Extrait de l'œuvre
Souvenir d'un fils perdu
L'ex-impératrice Eugénie, veuve et âgée, évoque le souvenir de son fils unique, mort à 23 ans, en Afrique du Sud.
Paris, 16 octobre 1912. Petite pluie fine, désespérante, les Parisiens se hâtent. Cornes de voitures à pétrole, sifflets, injures de cochers, odeurs nauséabondes, l'automobile s'installe dans les encombrements. On avance au pas. Impuissants, les sergents de ville courent se mettre à l'abri des portes cochères, et chacun de s'en remettre à la Providence sous le ciel d'un automne de froidure.
Dans sa chambre de l'hôtel Intercontinental, Eugénie relit avec difficulté le billet que vient de lui adresser Augustin Filon. L'ancien précepteur de son fils s'est enfin décidé à coucher ses souvenirs sur le papier. Avant que mes mains ne tremblent trop fort, écrit-il. Le vieil homme a réuni l'essentiel d'une jeune vie, illustré de photos privées, dans un gros marocain vert bronze, frappé aux armes impériales. À quatre-vingt-six ans, Eugénie éprouve quelque gêne à lire d'un trait. Des migraines insupportables l'ont conduite à voir un chirurgien. Bientôt... ou plus tard, à Madrid. Ses doigts caressent les pages à tranche dorée, et sa vue se trouble un peu plus à la lecture de cette ultime lettre, qu'elle connaît par cœur. Des lignes au crayon, tracées sur la page arrachée d'un carnet.
"Ma chère maman,
Je vous écris à la hâte sur une feuille de mon calepin.

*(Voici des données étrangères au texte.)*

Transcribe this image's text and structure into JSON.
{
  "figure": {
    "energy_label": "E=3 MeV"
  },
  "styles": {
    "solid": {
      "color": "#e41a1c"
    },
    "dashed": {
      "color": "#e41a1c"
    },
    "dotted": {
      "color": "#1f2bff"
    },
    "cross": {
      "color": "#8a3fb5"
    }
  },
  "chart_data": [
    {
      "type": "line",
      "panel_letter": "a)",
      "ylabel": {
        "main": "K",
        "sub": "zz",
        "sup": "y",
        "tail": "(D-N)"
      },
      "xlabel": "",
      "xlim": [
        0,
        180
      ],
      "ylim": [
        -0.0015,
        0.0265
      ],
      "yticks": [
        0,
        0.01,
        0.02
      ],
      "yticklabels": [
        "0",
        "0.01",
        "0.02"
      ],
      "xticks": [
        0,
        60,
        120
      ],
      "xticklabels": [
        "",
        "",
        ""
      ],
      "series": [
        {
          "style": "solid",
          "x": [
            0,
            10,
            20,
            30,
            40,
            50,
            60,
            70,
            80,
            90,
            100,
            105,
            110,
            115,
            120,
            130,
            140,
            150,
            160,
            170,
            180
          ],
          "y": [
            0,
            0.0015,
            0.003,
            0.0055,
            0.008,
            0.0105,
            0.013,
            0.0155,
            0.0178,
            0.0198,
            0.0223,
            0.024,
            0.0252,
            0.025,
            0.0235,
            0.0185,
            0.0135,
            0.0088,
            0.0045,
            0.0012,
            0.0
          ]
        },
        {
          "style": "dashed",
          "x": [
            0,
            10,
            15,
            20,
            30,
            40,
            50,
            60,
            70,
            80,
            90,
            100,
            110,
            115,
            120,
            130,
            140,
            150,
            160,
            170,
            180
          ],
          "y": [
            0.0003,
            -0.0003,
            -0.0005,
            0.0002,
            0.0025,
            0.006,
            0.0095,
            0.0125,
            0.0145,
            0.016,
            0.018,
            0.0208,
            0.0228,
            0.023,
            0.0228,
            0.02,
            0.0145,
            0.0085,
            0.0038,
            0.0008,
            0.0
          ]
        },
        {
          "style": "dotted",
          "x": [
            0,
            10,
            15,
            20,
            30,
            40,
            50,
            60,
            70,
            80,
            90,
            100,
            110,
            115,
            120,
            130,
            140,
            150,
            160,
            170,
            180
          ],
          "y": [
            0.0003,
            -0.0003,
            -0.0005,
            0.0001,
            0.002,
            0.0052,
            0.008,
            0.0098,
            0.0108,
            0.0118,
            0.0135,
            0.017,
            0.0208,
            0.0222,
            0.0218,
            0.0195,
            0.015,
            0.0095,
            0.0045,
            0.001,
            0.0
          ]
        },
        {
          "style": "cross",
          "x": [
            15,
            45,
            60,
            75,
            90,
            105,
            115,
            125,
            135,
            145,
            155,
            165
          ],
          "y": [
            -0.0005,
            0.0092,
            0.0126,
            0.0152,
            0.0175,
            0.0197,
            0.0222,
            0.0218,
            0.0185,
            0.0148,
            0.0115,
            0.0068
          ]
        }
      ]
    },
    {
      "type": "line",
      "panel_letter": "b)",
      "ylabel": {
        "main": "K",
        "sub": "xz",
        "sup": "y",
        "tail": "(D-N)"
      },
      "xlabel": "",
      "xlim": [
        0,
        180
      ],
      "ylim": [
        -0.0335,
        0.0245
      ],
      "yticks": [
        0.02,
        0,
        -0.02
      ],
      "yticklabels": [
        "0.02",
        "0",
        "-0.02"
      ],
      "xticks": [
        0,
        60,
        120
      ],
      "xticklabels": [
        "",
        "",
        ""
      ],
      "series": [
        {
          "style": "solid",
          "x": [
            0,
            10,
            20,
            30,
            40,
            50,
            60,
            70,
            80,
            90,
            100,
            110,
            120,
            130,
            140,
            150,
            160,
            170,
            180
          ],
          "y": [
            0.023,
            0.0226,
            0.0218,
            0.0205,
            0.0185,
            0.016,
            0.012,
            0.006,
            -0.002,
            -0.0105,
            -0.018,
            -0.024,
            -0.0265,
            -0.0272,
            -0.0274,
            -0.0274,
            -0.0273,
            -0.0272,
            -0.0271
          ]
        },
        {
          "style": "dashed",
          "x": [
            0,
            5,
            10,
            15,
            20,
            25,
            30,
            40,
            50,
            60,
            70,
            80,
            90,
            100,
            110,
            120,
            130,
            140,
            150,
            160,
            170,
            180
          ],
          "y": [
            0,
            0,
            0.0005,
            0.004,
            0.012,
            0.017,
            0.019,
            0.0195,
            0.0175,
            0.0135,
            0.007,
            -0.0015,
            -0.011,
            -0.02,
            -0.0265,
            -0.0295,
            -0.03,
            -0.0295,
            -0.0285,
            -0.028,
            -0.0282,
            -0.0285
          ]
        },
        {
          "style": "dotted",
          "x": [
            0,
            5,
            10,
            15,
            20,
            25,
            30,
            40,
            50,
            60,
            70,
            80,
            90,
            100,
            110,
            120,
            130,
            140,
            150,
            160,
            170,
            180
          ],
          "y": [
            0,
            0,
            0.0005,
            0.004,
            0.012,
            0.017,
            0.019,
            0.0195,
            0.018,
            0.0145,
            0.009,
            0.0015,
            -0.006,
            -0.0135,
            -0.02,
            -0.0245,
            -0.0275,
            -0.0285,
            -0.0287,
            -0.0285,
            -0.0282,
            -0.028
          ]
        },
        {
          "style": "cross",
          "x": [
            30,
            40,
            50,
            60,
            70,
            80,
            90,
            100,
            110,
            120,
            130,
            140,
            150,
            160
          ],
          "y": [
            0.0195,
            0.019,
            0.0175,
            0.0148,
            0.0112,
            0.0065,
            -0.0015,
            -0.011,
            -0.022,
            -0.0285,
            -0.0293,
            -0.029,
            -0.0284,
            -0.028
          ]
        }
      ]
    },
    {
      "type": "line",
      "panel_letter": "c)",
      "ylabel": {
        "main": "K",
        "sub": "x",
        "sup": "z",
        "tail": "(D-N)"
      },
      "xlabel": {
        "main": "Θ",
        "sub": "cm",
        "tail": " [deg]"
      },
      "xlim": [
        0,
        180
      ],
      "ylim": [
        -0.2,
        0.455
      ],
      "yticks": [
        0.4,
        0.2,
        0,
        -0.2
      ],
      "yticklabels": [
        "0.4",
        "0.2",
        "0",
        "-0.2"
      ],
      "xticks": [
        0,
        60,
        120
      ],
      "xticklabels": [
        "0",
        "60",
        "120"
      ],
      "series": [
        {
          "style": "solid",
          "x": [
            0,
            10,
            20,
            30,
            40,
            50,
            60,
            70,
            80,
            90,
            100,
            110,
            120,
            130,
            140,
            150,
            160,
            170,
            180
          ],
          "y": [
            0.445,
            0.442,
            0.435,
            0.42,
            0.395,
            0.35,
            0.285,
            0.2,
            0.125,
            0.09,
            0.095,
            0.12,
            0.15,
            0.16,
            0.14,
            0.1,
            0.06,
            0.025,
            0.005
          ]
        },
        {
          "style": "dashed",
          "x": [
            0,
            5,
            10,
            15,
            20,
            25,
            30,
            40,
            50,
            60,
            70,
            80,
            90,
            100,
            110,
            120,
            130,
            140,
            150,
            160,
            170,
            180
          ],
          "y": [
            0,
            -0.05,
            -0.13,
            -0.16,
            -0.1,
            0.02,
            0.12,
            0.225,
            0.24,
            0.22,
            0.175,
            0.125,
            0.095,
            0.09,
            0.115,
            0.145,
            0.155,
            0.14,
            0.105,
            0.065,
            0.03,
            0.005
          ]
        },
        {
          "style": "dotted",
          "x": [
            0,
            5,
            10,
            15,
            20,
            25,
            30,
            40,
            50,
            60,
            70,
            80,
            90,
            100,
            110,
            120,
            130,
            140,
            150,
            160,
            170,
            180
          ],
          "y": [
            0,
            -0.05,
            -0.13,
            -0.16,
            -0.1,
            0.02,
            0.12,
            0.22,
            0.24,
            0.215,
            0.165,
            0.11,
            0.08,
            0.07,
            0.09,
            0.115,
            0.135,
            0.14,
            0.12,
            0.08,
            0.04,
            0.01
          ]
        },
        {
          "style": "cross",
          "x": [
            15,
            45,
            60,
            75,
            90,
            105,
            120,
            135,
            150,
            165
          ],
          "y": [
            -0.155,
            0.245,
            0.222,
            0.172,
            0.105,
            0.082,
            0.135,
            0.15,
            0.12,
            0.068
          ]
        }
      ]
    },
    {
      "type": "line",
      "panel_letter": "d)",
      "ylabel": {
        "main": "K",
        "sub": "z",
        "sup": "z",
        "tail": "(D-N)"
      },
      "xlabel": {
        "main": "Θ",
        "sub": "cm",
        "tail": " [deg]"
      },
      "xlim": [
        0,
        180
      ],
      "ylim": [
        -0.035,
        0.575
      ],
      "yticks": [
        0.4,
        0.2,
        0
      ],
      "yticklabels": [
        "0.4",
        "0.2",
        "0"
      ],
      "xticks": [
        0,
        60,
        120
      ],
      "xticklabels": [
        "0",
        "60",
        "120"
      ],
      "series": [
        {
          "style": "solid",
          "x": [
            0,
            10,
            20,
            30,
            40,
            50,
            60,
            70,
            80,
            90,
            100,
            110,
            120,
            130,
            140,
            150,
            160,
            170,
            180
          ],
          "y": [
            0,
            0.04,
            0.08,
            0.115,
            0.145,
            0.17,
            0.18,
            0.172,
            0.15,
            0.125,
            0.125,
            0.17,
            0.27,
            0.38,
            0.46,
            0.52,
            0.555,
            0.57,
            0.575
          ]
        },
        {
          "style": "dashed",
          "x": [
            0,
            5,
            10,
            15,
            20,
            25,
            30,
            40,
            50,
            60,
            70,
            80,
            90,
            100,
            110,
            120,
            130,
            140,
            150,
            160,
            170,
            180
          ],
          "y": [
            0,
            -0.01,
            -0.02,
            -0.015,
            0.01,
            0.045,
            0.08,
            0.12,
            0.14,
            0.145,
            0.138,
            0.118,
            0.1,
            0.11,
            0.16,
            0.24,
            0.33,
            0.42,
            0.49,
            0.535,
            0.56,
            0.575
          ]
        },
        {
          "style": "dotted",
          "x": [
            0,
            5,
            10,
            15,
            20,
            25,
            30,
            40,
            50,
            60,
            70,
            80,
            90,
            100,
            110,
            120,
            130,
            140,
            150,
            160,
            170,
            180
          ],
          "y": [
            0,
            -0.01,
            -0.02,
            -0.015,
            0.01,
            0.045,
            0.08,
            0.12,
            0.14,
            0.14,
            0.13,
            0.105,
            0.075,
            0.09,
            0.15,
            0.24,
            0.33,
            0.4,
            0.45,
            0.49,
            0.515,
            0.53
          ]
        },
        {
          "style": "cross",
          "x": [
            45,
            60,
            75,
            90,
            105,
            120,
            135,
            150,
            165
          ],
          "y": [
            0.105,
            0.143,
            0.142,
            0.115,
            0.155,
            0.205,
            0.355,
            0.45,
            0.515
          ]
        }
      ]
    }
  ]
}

Si vous pouviez voir la position singulière qui est la mienne, accroupi sur les talons, et me servant de ma selle comme d'un pupitre, vous excuseriez ma mauvaise écriture.
Je pars dans quelques minutes. L'ennemi se concentre en force, un engagement est imminent... je ne sais quand je saurai vous donner de mes nouvelles, la poste laissant à désirer.
Je n'ai pas voulu perdre cette occasion de vous embrasser de tout mon cœur.
Adieu ma chère maman. Pensez à moi comme je pense à vous.
Votre fils, Napoléon."
Bernard Spindler, "Le Mystère des Tuileries", éditions du Rocher, 2007.